Эдик взял черепаху и понес ее в шкаф.
— Так в чем же дело? — безучастно спросил он.
— У меня идея, — с трудом выдавила Люся.
Наконец-то Эдик проявил некоторое любопытство. Он даже приостановился:
— Гм! Идея? Какая идея?
— Техническая, — тихо ответила Люся.
Эдик уже совсем пристально смотрел на свою обалдевшую посетительницу. Губы его как-то странно подрагивали.
— Ну, давай излагай свою идею.
— Поломоечная машина...
— Что?
— Такая машина, чтобы полы мыть. Я хочу ее изобрести. Чтобы ребятам не мыть полы.
Эдик громко и очень весело захохотал. Он хохотал, идя к шкафу, отпирая его, ставя черепаху в шкаф... А заперев шкаф, он, продолжая смеяться, закричал:
— Митрофан Фомич, идите сюда! Нет, вы только посмотрите, какой экземпляр!
Из соседней комнаты вышел очень высокий, очень полный человек учитель физики Митрофан Фомич. Ребята прозвали его «Дер Элефант», но не только за то, что он был тучен и высок. Дело в том, что у него была привычка покачиваться.
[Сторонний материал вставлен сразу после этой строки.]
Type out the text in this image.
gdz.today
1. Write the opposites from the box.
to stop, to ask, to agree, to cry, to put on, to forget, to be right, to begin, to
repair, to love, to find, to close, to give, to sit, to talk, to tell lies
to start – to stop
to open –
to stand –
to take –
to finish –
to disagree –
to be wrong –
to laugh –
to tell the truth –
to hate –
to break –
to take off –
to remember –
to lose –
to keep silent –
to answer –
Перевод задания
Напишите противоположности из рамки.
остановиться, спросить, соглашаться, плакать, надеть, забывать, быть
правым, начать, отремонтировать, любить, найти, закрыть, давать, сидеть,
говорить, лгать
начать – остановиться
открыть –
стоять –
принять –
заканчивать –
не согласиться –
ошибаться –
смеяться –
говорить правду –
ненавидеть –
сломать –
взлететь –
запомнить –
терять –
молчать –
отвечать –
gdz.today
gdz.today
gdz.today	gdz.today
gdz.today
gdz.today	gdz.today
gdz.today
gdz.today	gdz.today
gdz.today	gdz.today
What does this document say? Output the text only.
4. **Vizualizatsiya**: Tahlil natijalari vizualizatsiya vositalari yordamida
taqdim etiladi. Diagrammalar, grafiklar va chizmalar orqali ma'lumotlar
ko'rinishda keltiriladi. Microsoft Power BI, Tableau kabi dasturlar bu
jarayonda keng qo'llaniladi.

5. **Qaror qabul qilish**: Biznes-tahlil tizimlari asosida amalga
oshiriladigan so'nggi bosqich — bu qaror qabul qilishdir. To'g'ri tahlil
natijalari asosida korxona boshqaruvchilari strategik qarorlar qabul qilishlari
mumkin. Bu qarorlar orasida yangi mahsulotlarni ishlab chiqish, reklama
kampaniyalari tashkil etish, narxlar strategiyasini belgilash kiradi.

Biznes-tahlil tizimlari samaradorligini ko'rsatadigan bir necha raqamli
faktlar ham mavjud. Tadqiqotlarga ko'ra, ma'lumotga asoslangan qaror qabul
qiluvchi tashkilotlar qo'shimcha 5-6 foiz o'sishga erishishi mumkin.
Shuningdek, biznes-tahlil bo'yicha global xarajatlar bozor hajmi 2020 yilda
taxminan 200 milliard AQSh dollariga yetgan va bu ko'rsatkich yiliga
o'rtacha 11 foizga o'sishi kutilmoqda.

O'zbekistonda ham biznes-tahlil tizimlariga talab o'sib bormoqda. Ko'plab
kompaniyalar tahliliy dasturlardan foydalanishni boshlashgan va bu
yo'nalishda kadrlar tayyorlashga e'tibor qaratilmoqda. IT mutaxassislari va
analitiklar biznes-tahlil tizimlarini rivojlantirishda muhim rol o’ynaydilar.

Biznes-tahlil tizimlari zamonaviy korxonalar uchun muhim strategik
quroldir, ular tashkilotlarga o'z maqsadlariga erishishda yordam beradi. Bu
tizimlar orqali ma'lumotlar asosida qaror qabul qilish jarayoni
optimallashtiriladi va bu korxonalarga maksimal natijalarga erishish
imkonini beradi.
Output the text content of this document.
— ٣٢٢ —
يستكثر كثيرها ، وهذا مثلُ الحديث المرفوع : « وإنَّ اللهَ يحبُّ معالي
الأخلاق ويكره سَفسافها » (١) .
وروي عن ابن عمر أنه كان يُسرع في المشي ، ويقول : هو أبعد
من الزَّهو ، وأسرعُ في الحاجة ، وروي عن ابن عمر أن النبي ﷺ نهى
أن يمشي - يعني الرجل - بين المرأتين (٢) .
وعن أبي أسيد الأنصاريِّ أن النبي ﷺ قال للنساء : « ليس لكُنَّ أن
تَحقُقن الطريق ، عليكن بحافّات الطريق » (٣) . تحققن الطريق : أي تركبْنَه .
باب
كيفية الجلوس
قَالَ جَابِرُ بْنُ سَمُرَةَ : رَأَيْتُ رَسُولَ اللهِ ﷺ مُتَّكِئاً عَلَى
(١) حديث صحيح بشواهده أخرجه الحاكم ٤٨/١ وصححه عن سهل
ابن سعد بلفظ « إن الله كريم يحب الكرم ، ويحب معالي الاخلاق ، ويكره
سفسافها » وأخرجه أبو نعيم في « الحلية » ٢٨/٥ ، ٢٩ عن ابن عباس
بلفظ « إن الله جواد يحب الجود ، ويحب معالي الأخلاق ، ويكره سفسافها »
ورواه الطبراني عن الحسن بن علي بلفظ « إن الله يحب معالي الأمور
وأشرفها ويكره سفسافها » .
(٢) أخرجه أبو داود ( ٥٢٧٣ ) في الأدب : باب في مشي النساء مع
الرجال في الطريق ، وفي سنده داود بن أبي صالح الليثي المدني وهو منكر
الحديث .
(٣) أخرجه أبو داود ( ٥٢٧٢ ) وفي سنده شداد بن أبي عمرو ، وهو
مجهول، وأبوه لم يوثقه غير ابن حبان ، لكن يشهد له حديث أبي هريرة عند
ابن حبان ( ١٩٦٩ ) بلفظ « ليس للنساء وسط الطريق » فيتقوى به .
Он ходил, слегка раскачиваясь из стороны в сторону. Когда он разговаривал с кем-нибудь стоя, он тоже ритмично покачивался, перенося тяжесть своего тела с одной ноги на другую.
— Какой, ты говоришь, экземпляр? — спросил он очень низким, гудящим басом.
Эдик упал на стул, бессильно свесив руки, и захохотал еще громче. Вдруг он вскочил.
— Извините, Митрофан Фомич, — сказал он, сдерживаясь. — Но... но пусть она вам сама объяснит... Вам... вам обязательно самому надо послушать.